What a shame it is that “born again” belongs only to the religious right, not left, or center. The natural world we see around us is always being born again. Grass withers, flowers fade, and new sprouts hurriedly shoot to the sky again. We think we are so distant from the wild, but we too are always occupied with regeneration, albeit spiritual. New jobs, new attitudes, old ways, old houses, new partners, new children, new loves, and dying loved ones: When we are fully present in the moment we feel alive. When we fear the future we’re missing opportunities to live. “…He not busy being born is busy dying” hauntingly wrote the Jewish poet Robert Zimmerman, better known as Bob Dylan (who went through his own different sort of “born again” phase). Many of us go through life bouncing between things that both enliven and decay our souls, constantly evaluating and renewing who we really want to become.
Our professional lives also demonstrate constant rebirth. We trade roles, change titles, apply for and review new grants and funding. Often initiatives appear only refreshed in name or packaging, though we all know the difference between programs that have taken the hard work to reinvent themselves and ones that are simply rebranded. Projects and positions need to be born again.
Most importantly, we ourselves need to be renewed and refreshed. The world today can seem, at times, terrifying and impossible to navigate. No matter one’s specific role, as Jewish professionals we are truly in the trenches working for the wholeness of our constituents’ souls and their connection to one another. And that means we have to first be whole ourselves, nurturing and rejuvenating the aliveness and spark within. Practically, this means figuring out how to see the horizon of burnout far before its right in front of us. It means embracing the sacredness of boundaries to fuel the focus of our work. It means letting go of that which no longer serves us so that we may grow again. And yes, it means sleep, nutrition, time with loved ones and in nature.

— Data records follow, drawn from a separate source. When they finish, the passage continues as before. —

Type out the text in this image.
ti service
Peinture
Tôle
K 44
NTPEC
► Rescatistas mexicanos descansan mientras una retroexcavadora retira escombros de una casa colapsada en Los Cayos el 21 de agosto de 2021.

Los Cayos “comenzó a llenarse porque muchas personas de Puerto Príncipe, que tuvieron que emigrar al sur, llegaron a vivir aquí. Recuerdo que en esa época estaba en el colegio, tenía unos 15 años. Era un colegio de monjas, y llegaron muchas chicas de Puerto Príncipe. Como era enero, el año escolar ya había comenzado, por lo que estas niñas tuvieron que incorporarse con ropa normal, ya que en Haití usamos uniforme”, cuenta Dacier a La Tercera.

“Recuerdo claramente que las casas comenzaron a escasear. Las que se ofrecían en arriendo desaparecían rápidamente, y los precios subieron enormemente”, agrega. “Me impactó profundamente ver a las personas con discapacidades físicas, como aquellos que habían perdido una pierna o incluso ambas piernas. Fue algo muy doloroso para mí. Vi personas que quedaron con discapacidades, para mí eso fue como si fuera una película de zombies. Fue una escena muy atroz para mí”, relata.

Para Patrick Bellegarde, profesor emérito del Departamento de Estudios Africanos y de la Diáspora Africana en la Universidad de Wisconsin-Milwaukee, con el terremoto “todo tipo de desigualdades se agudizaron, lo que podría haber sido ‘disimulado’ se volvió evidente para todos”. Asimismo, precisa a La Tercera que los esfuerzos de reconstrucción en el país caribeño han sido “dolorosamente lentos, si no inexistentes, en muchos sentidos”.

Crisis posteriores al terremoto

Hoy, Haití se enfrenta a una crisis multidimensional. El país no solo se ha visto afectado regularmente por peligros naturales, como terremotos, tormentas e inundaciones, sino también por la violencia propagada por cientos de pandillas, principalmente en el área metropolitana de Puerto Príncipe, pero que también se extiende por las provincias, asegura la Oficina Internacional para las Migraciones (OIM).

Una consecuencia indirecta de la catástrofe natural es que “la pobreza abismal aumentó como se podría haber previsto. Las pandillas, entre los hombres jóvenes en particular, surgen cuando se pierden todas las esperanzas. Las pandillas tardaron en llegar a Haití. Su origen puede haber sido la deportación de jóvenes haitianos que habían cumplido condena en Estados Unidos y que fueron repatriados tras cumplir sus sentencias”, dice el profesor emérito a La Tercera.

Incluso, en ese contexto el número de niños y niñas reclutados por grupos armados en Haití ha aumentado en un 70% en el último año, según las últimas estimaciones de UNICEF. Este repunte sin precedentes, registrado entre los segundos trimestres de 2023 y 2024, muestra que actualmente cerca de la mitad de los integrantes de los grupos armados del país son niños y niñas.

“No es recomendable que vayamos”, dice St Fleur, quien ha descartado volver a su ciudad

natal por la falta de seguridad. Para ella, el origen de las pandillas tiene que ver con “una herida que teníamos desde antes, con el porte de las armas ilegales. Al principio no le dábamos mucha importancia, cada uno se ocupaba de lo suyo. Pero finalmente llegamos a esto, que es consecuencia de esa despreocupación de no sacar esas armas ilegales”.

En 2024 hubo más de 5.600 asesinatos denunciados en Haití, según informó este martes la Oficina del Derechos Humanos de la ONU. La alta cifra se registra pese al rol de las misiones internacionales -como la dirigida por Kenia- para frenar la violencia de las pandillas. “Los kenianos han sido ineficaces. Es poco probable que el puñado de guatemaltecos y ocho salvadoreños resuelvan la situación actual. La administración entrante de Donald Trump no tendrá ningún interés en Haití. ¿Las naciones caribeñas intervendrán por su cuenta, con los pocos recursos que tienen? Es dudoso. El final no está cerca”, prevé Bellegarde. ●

The cycle of our own Jewish calendar year reflects this renewal, and right now is the time for rebirth, it is soon the birthday of the world (“Hayom harat haolam” we read on Rosh Hashanah). We celebrate God’s creativity in bringing forth the cosmos and we link the world’s creation to our new year’s re-creation. It’s been suggested that our new year not be marked with the creation of the world but with the liberation of the Jews from slavery in Egypt and the crossing of the Red Sea. Even Rashi, the most celebrated Torah commentator, inquires as to why the Torah and new year begin with the book of Genesis and not the book of Exodus. Intuitively, we should begin the Torah with our tale of freedom, and the New Year in the month when Passover takes place. But ours is a tradition not lived in isolation. By marking the New Year with the creation of the world we celebrate not only our beginnings, but everyone’s beginnings. We affirm that our constant renewal and rebirth are predicated on being linked to the renewal of the world and people that surround us.
The rekindling of our own drives and passions becomes a model for all the concentric circles of care that surround us, beginning with the loved ones most connected to us, moving to our colleagues and constituents, and ultimately extending to our everyday acquaintances and the greater world at large. It’s no easy task to refresh ourselves, it takes more than a simple proclamation or dip into the water, but what’s at stake is nothing less that the dynamism of our own lives. So dare I say it, this year, how will you be born again?